Something is happening, I thought.
“Something is always happening,” said Morey, and I thought maybe I had spoken. He had joined me on the couch and I felt like the world was slipping away under his laser gaze. People moved around us, crew who knew better than to touch our things but had jobs to do nevertheless, lifting and dropping and boxing.
One man, without a shirt, worked not far behind Morey, coiling cable. On his back was the most remarkable tattoo. It was the face of a demon, or maybe the devil himself, complete with horns and reddish skin. The face had a Chuck Conners jawline. The most fascinating thing about the face were the eyes, which were cast upward and slightly off to the right, so it didn’t look as if the creature was looking toward heaven, it somehow managed to give the impression that he was looking back at the man who wore the tattoo.
I tried to imagine having a demon on my back, watching my every move.
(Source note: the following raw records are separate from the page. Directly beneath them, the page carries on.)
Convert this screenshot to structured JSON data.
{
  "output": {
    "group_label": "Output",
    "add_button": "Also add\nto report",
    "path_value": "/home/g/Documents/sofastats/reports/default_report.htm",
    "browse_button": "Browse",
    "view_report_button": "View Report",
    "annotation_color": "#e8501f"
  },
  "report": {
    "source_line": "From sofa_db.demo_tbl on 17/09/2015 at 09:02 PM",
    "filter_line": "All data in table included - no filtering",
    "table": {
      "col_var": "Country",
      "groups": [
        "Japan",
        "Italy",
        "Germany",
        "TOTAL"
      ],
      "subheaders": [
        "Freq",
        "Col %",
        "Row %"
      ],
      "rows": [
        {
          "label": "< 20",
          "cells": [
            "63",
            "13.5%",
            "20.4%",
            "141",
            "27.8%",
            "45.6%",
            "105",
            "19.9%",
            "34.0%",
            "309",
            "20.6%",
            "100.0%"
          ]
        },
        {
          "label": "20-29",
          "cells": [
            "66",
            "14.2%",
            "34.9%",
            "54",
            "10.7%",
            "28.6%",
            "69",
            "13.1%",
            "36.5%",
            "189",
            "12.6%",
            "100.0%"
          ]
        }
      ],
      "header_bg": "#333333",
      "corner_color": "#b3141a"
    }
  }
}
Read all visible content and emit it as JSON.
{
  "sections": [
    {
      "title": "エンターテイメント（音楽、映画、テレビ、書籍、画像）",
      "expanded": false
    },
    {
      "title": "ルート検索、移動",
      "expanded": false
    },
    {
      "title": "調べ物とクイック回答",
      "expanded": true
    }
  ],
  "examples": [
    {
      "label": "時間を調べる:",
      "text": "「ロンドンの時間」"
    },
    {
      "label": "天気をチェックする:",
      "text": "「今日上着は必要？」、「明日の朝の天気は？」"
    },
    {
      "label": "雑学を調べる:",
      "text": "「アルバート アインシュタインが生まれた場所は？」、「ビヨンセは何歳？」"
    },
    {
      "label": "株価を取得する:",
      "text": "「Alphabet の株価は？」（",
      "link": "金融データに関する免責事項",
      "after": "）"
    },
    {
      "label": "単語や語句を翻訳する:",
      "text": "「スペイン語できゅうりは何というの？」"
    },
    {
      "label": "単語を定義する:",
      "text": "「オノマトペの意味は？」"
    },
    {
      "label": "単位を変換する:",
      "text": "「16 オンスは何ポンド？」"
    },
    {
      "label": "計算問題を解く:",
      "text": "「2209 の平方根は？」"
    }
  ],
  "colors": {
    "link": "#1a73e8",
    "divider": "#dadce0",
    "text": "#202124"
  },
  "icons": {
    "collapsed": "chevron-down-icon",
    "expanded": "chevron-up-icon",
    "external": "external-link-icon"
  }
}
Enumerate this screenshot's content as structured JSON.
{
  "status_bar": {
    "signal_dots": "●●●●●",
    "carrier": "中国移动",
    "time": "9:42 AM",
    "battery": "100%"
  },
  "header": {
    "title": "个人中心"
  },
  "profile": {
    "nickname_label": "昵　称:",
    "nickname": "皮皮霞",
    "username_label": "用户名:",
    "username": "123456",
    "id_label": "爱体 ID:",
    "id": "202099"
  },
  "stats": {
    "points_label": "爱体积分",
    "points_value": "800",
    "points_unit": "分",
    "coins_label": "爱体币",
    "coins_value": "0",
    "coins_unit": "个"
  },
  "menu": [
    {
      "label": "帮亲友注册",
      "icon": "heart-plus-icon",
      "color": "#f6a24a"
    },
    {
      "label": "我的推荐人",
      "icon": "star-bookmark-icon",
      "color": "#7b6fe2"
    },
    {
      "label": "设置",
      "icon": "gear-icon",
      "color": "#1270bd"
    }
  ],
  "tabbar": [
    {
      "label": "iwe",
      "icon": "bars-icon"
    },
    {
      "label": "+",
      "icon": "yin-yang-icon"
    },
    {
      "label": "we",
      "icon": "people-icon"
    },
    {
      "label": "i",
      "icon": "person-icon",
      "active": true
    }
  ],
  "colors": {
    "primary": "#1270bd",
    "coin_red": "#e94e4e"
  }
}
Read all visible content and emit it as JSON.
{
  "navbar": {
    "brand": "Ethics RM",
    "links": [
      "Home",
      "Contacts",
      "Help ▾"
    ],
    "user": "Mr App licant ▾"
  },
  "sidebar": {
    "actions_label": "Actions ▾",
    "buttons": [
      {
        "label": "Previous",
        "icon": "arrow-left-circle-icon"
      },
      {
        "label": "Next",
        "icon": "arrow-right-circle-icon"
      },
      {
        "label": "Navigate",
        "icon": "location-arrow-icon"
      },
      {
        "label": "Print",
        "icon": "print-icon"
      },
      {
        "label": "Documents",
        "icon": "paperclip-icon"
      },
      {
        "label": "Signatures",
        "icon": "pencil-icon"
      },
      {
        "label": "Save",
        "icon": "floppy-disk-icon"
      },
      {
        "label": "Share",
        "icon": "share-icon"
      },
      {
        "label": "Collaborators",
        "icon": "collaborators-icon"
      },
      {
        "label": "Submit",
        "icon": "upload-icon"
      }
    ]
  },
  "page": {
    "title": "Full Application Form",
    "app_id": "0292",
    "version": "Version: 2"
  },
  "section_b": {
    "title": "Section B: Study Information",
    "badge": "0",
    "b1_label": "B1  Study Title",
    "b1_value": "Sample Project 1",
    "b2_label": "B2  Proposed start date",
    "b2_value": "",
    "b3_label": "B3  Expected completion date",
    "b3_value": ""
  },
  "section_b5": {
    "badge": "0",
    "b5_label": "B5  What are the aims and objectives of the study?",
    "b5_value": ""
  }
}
Why would anyone get such a tattoo? As if hearing my question, the man stopped what he was doing and looked back over his shoulder and directly into my eyes. That was disconcerting. Then the eyes of the demon on his back rolled forward and looked at me as well.
Don’t shit your pants John.
“You remember when we met, Squid?” asked Morey. His voice sent both Grip and demon eyes back to their work.
“Sure,” I squeaked. “I remember.” I tried to force my eyes onto Morey but couldn’t.
“You know why I helped get you a job?”
“You knew my dad,” I said. I’d heard the story a few times.
“Yeah, well, that’s true but that’s not why I did it.”
I finally stopped starring at the tattoo, waiting for the eyes to move again, and looked at Morey.
“There’s a little more to the story,” he said.
“Jesus, Morey, you’re not going to tell me you’re actually my father are you?”
“Shut up, Squid. Here’s the thing. You know how I think about things, right? You know how I think about this business?”
“You mean just say the lines?”
If I had ever met a true artist, it was Morey, and yet I had met few people with less patience for the process of an actor’s art. For Morey, art was first a decision and then work. Make your choice, and then do the work. He had no room for actors who thrashed about searching for the character or fretting over delivery of their lines, or directors who liked to can a ton of takes.
“Just say the line,” he would whisper as an actor dragged himself and the crew through some undefined process. “Make a choice, say the line, cut, print,”
“Yeah, Morey, I know what you think because you’re not shy about it.”
Morey stood up. “Well then Squid, the reason I helped you get a job here in la la land was because I saw it in your eyes, you were like me, down deep. I mean, I don’t always see it in how you do things but I have always seen it in your eyes and when it counts you do the right thing the right way. There is a time to leave the adolescent existential crap and pretending to be a slacker at the door and you always do, when it counts anyway.”
“So your advice for me regarding a situation you know nothing about is?”
Morey bent forward slightly and brought his hands together in prayer. “Just say the fucking lines. Make your choice and read the lines.”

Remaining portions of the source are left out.